In 2005 the rival claims were heard by a Bolzano court. The legal case angered Mrs. Simon, who alleged that neither woman was present on the mountain that day. In 2005, Mrs. Simon's lawyer said: "Mrs. Simon is very upset by all this and by the fact that these two new claimants have decided to appear 14 years after Ötzi was found." In 2008, however, Jarc stated for a Slovene newspaper that she wrote twice to the Bolzano court in regard to her claim but received no reply whatsoever.
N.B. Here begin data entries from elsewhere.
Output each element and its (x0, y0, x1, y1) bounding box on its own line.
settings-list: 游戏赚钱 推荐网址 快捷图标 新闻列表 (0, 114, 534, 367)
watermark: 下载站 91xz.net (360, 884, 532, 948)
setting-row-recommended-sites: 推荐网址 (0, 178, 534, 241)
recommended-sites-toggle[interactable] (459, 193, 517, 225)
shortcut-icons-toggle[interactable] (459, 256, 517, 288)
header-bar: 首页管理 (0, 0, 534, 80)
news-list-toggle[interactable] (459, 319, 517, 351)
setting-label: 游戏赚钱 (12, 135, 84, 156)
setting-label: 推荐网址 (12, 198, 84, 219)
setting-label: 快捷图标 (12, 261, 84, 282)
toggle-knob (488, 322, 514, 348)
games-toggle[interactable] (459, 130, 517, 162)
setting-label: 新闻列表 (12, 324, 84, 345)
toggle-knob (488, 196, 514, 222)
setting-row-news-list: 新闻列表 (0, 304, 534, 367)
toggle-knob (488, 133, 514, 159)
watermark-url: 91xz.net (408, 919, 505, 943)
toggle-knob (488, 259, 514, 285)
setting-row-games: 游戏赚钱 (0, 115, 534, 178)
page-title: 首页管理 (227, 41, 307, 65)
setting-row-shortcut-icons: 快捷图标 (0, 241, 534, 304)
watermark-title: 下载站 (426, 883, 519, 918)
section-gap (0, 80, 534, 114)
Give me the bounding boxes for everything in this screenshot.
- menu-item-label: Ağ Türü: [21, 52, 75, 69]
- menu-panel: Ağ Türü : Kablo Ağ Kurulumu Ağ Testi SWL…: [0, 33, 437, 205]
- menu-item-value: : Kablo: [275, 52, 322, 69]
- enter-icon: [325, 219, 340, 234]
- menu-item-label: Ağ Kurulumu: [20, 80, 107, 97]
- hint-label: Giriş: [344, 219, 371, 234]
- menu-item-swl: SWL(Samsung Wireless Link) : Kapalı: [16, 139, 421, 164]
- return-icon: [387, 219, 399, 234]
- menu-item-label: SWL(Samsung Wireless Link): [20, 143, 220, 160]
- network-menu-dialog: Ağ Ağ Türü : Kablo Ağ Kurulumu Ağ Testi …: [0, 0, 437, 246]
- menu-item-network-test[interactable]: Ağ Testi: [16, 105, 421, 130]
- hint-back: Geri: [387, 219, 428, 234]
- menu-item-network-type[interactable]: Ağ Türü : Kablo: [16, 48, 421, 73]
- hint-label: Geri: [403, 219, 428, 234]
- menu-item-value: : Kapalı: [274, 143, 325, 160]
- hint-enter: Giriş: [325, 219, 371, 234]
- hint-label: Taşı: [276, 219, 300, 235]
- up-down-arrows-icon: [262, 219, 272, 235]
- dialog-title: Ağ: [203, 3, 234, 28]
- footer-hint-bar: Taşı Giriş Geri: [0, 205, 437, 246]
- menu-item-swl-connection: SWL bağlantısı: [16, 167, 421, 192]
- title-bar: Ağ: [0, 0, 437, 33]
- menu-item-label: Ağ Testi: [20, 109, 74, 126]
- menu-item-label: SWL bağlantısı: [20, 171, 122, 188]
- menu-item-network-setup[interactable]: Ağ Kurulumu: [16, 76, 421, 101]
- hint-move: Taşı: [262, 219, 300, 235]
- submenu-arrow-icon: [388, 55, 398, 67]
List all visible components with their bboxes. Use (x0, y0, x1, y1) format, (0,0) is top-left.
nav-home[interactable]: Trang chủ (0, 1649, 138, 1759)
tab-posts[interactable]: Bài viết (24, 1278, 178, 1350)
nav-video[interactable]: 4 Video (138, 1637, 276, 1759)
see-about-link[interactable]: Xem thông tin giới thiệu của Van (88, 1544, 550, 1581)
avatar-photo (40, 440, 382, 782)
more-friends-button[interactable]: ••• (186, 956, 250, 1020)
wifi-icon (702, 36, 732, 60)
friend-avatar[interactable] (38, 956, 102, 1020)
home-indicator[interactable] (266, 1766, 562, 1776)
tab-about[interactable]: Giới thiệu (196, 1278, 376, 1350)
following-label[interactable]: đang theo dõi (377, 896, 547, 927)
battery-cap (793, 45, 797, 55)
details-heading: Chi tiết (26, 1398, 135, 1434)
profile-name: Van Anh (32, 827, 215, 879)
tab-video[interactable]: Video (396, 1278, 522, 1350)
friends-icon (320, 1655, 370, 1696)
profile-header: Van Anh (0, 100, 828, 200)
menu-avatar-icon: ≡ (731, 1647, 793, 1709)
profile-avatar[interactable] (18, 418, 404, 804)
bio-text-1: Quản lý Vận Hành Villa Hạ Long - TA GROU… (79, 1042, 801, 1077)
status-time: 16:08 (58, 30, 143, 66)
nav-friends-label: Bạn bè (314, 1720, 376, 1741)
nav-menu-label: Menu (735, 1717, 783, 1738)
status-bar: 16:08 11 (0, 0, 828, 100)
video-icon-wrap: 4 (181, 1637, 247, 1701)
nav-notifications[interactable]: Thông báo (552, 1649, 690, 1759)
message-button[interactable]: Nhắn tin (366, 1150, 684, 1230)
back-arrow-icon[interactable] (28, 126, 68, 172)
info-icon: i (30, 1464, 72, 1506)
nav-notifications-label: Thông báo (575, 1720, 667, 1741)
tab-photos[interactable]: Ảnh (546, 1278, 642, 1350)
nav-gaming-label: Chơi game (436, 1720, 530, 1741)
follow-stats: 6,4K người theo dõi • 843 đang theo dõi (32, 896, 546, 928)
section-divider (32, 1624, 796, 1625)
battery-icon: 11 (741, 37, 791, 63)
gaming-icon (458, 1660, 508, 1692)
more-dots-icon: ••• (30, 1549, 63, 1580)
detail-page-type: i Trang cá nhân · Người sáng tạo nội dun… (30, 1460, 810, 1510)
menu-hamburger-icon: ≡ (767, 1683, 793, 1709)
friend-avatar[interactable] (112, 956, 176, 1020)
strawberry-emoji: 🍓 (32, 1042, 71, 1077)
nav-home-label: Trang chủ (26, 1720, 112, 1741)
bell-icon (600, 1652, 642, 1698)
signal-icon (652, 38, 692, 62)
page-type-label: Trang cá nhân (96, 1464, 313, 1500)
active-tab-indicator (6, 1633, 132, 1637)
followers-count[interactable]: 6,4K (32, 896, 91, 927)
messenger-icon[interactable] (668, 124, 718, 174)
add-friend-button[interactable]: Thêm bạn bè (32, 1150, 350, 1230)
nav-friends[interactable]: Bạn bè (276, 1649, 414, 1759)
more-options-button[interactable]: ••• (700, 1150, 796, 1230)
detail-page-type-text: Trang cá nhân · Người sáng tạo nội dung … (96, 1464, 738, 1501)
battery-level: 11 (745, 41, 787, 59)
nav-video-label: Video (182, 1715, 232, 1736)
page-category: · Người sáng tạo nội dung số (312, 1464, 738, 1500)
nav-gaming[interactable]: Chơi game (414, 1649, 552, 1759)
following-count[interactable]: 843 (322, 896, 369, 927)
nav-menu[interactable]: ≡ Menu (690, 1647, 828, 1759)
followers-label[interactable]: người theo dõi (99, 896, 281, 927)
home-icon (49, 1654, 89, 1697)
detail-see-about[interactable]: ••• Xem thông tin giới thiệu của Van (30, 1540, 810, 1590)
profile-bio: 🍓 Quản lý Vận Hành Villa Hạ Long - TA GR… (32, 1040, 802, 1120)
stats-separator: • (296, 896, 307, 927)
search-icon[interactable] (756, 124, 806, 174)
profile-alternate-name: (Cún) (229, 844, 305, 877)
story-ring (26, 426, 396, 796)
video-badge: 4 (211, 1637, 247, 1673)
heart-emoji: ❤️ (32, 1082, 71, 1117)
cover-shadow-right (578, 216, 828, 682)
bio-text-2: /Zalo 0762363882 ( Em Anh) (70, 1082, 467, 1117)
In 2004, Helmut Simon died. Two years later, in June 2006, an appeals court affirmed that the Simons had indeed discovered the Iceman and were therefore entitled to a finder's fee. It also ruled that the provincial government had to pay the Simons' legal costs. After this ruling, Mrs. Erika Simon reduced her claim to €150,000. The provincial government's response was that the expenses it had incurred to establish a museum and the costs of preserving the Iceman should be considered in determining the finder's fee. It insisted it would pay no more than €50,000. In September 2006, the authorities appealed the case to Italy's highest court, the Court of Cassation.

On 29 September 2008 it was announced that the provincial government and Mrs. Simon had reached a settlement of the dispute, under which she would receive €150,000 in recognition of Ötzi's discovery by her and her late husband and the tourist income that it attracts.

"Ötzi's curse"

Influenced by the "Curse of the pharaohs" and the media theme of cursed mummies, claims have been made that Ötzi is cursed. The allegation revolves around the deaths of several people connected to the discovery, recovery and subsequent examination of Ötzi. It is alleged that they have died under mysterious circumstances. These people include co-discoverer Helmut Simon and Konrad Spindler, the first examiner of the mummy in Austria in 1991. To date, the deaths of seven people, of which four were accidental, have been attributed to the alleged curse. In reality hundreds of people were involved in the recovery of Ötzi and are still involved in studying the body and the artifacts found with it. The fact that a small percentage of them have died over the years has not been shown to be statistically significant.